Si arriva al primo 1000 stagionale: Indian Wells. Qui gli avversari sono molto più forti, ma guardandolo giocare si vede subito che JuanMartin ha ripreso fiducia e soprattutto ha ripreso i colpi, sta tornando quello del 2009, serve bene e fa male col dritto. In ottavi con Kohlschreiber dimostra di essere tornato in forma anche se nel finale di secondo set si vede che quello che gli manca ancora è giocare partite lunghe a questi livelli. In quarti vince senza giocare ma molto probabilmente avrebbe battuto anche giocando il suo avversario: Robredo.

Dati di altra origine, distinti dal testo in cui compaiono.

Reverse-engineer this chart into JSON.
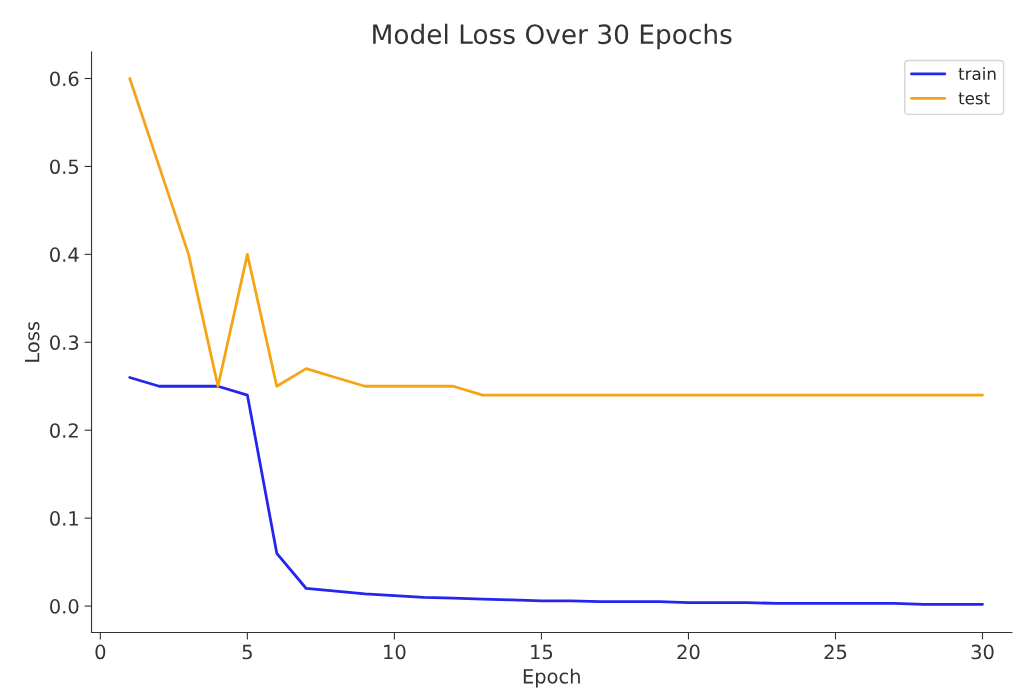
{
  "chart_data": {
    "type": "line",
    "title": "Model Loss Over 30 Epochs",
    "xlabel": "Epoch",
    "ylabel": "Loss",
    "x": [
      1,
      2,
      3,
      4,
      5,
      6,
      7,
      8,
      9,
      10,
      11,
      12,
      13,
      14,
      15,
      16,
      17,
      18,
      19,
      20,
      21,
      22,
      23,
      24,
      25,
      26,
      27,
      28,
      29,
      30
    ],
    "series": [
      {
        "name": "train",
        "color": "#2525ee",
        "values": [
          0.26,
          0.25,
          0.25,
          0.25,
          0.24,
          0.06,
          0.02,
          0.017,
          0.014,
          0.012,
          0.01,
          0.009,
          0.008,
          0.007,
          0.006,
          0.006,
          0.005,
          0.005,
          0.005,
          0.004,
          0.004,
          0.004,
          0.003,
          0.003,
          0.003,
          0.003,
          0.003,
          0.002,
          0.002,
          0.002
        ]
      },
      {
        "name": "test",
        "color": "#f5a514",
        "values": [
          0.6,
          0.5,
          0.4,
          0.25,
          0.4,
          0.25,
          0.27,
          0.26,
          0.25,
          0.25,
          0.25,
          0.25,
          0.24,
          0.24,
          0.24,
          0.24,
          0.24,
          0.24,
          0.24,
          0.24,
          0.24,
          0.24,
          0.24,
          0.24,
          0.24,
          0.24,
          0.24,
          0.24,
          0.24,
          0.24
        ]
      }
    ],
    "xlim": [
      -0.3,
      31
    ],
    "ylim": [
      -0.03,
      0.63
    ],
    "xticks": [
      0,
      5,
      10,
      15,
      20,
      25,
      30
    ],
    "yticks": [
      {
        "value": 0,
        "label": "0.0"
      },
      0.1,
      0.2,
      0.3,
      0.4,
      0.5,
      0.6
    ],
    "grid": false,
    "legend": "top right",
    "marker": "none",
    "line_style": "solid"
  }
}
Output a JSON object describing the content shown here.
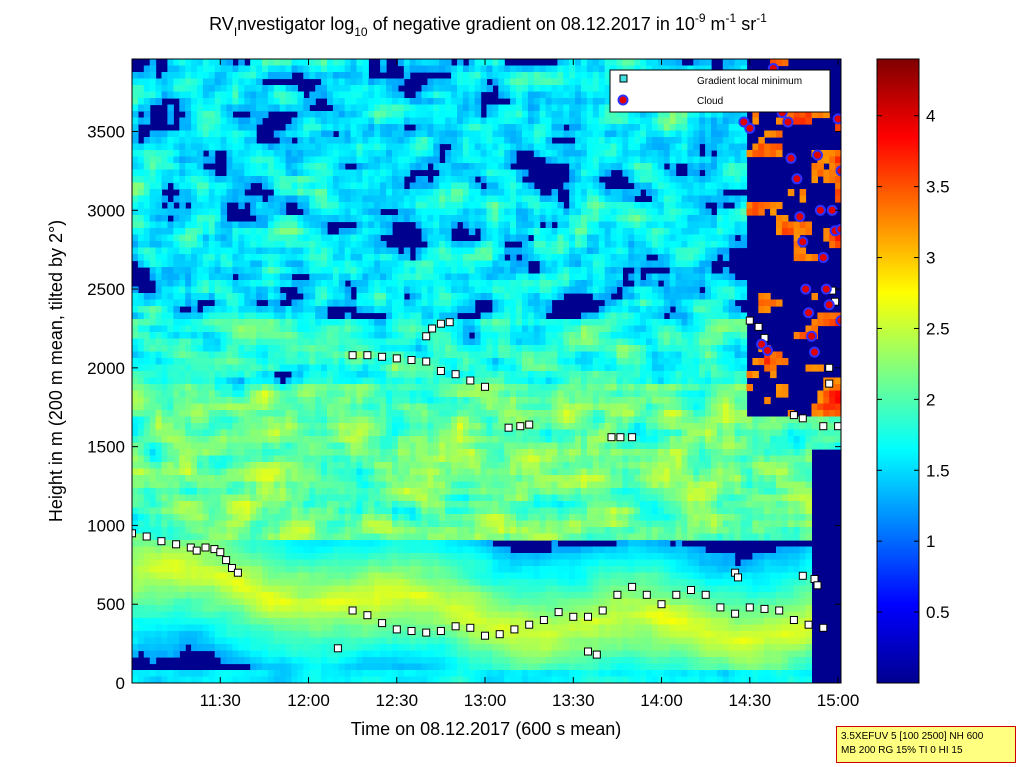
{
  "chart_data": {
    "type": "heatmap",
    "title": {
      "text": "RV₁nvestigator log₁₀ of negative gradient on 08.12.2017 in 10⁻⁹ m⁻¹ sr⁻¹",
      "parts": [
        "RV",
        "I",
        "nvestigator log",
        "10",
        " of negative gradient on 08.12.2017 in 10",
        "-9",
        " m",
        "-1",
        " sr",
        "-1"
      ]
    },
    "xlabel": "Time on 08.12.2017 (600 s mean)",
    "ylabel": "Height in m (200 m mean, tilted by 2°)",
    "xlim": [
      "11:00",
      "15:01"
    ],
    "ylim": [
      0,
      3960
    ],
    "x_ticks": [
      "11:30",
      "12:00",
      "12:30",
      "13:00",
      "13:30",
      "14:00",
      "14:30",
      "15:00"
    ],
    "y_ticks": [
      0,
      500,
      1000,
      1500,
      2000,
      2500,
      3000,
      3500
    ],
    "colorbar": {
      "colormap": "jet",
      "range": [
        0,
        4.4
      ],
      "ticks": [
        0.5,
        1,
        1.5,
        2,
        2.5,
        3,
        3.5,
        4
      ]
    },
    "legend": {
      "position": "top-right",
      "entries": [
        {
          "label": "Gradient local minimum",
          "marker": "square",
          "color": "#40e0e0"
        },
        {
          "label": "Cloud",
          "marker": "circle",
          "color": "#e00000",
          "edge": "#3030ff"
        }
      ]
    },
    "series": [
      {
        "name": "Gradient local minimum",
        "points": [
          [
            "11:00",
            950
          ],
          [
            "11:05",
            930
          ],
          [
            "11:10",
            900
          ],
          [
            "11:15",
            880
          ],
          [
            "11:20",
            860
          ],
          [
            "11:22",
            840
          ],
          [
            "11:25",
            860
          ],
          [
            "11:28",
            850
          ],
          [
            "11:30",
            830
          ],
          [
            "11:32",
            780
          ],
          [
            "11:34",
            730
          ],
          [
            "11:36",
            700
          ],
          [
            "12:15",
            460
          ],
          [
            "12:20",
            430
          ],
          [
            "12:25",
            380
          ],
          [
            "12:30",
            340
          ],
          [
            "12:35",
            330
          ],
          [
            "12:40",
            320
          ],
          [
            "12:45",
            330
          ],
          [
            "12:50",
            360
          ],
          [
            "12:55",
            350
          ],
          [
            "13:00",
            300
          ],
          [
            "13:05",
            310
          ],
          [
            "13:10",
            340
          ],
          [
            "13:15",
            370
          ],
          [
            "13:20",
            400
          ],
          [
            "13:25",
            450
          ],
          [
            "13:30",
            420
          ],
          [
            "13:35",
            420
          ],
          [
            "13:40",
            460
          ],
          [
            "13:45",
            560
          ],
          [
            "13:50",
            610
          ],
          [
            "13:55",
            560
          ],
          [
            "14:00",
            500
          ],
          [
            "14:05",
            560
          ],
          [
            "14:10",
            590
          ],
          [
            "14:15",
            560
          ],
          [
            "14:20",
            480
          ],
          [
            "14:25",
            440
          ],
          [
            "14:30",
            480
          ],
          [
            "14:35",
            470
          ],
          [
            "14:40",
            460
          ],
          [
            "14:45",
            400
          ],
          [
            "14:50",
            370
          ],
          [
            "14:55",
            350
          ],
          [
            "12:15",
            2080
          ],
          [
            "12:20",
            2080
          ],
          [
            "12:25",
            2070
          ],
          [
            "12:30",
            2060
          ],
          [
            "12:35",
            2050
          ],
          [
            "12:40",
            2040
          ],
          [
            "12:45",
            1980
          ],
          [
            "12:50",
            1960
          ],
          [
            "12:55",
            1920
          ],
          [
            "13:00",
            1880
          ],
          [
            "12:40",
            2200
          ],
          [
            "12:42",
            2250
          ],
          [
            "12:45",
            2280
          ],
          [
            "12:48",
            2290
          ],
          [
            "13:08",
            1620
          ],
          [
            "13:12",
            1630
          ],
          [
            "13:15",
            1640
          ],
          [
            "13:43",
            1560
          ],
          [
            "13:46",
            1560
          ],
          [
            "13:50",
            1560
          ],
          [
            "12:10",
            220
          ],
          [
            "13:35",
            200
          ],
          [
            "13:38",
            180
          ],
          [
            "14:25",
            700
          ],
          [
            "14:26",
            670
          ],
          [
            "14:48",
            680
          ],
          [
            "14:52",
            660
          ],
          [
            "14:53",
            620
          ],
          [
            "14:30",
            2300
          ],
          [
            "14:33",
            2260
          ],
          [
            "14:35",
            2190
          ],
          [
            "14:45",
            1700
          ],
          [
            "14:48",
            1680
          ],
          [
            "14:55",
            1630
          ],
          [
            "15:00",
            1630
          ],
          [
            "14:57",
            1900
          ],
          [
            "14:57",
            2000
          ],
          [
            "14:58",
            2490
          ],
          [
            "14:59",
            2420
          ]
        ]
      },
      {
        "name": "Cloud",
        "points": [
          [
            "14:28",
            3560
          ],
          [
            "14:30",
            3520
          ],
          [
            "14:34",
            2150
          ],
          [
            "14:36",
            2110
          ],
          [
            "14:38",
            3900
          ],
          [
            "14:41",
            3620
          ],
          [
            "14:43",
            3560
          ],
          [
            "14:44",
            3330
          ],
          [
            "14:46",
            3200
          ],
          [
            "14:47",
            2960
          ],
          [
            "14:48",
            2800
          ],
          [
            "14:49",
            2500
          ],
          [
            "14:50",
            2350
          ],
          [
            "14:51",
            2200
          ],
          [
            "14:52",
            2100
          ],
          [
            "14:53",
            3350
          ],
          [
            "14:54",
            3000
          ],
          [
            "14:55",
            2700
          ],
          [
            "14:56",
            2500
          ],
          [
            "14:57",
            2400
          ],
          [
            "14:58",
            3000
          ],
          [
            "14:59",
            2870
          ],
          [
            "15:00",
            3580
          ],
          [
            "15:01",
            3250
          ],
          [
            "15:01",
            2880
          ],
          [
            "15:01",
            2300
          ]
        ]
      }
    ]
  },
  "info": {
    "line1": "3.5XEFUV 5 [100 2500] NH 600",
    "line2": "MB 200 RG 15% TI 0 HI 15"
  }
}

Arrivano in semifinale i primi 3 del mondo: Nadal, Federer e Djokovic(il serbo in questo momento è numero 1) , e Del Potro. Come ai vecchi tempi, in cui i migliori erano loro più Murray. In semifinale Nadal soffre contro l’argentino ma nei momenti decisivi non gli lascia scampo. Nonostante l’ottimo torneo e l’ottimo gioco a tratti dell’argentino quello che manca è il riabituarsi a certe partite, prendere fiducia (e in questo torneo ne avrà ripresa tantissimo), e cercare di stare meglio fisicamente poiché nei finali di match ne ha sempre risentito.
Adesso avrà modo di giocare sempre più partite contro giocatori del suo livello visto che grazie alla semifinale si riporta a ridossa della 50ª posizione mondiale. Insomma dopo quello che ci ha fatto vedere io penso che l’argentino sia tornato ad essere: “Il primo degli ultimi.” come lui stesso autodefinì la sua posizione appena dietro i FabFour.
Simone Milioti

Vamos Palito! X me tornera ai suoi livelli.. sprm!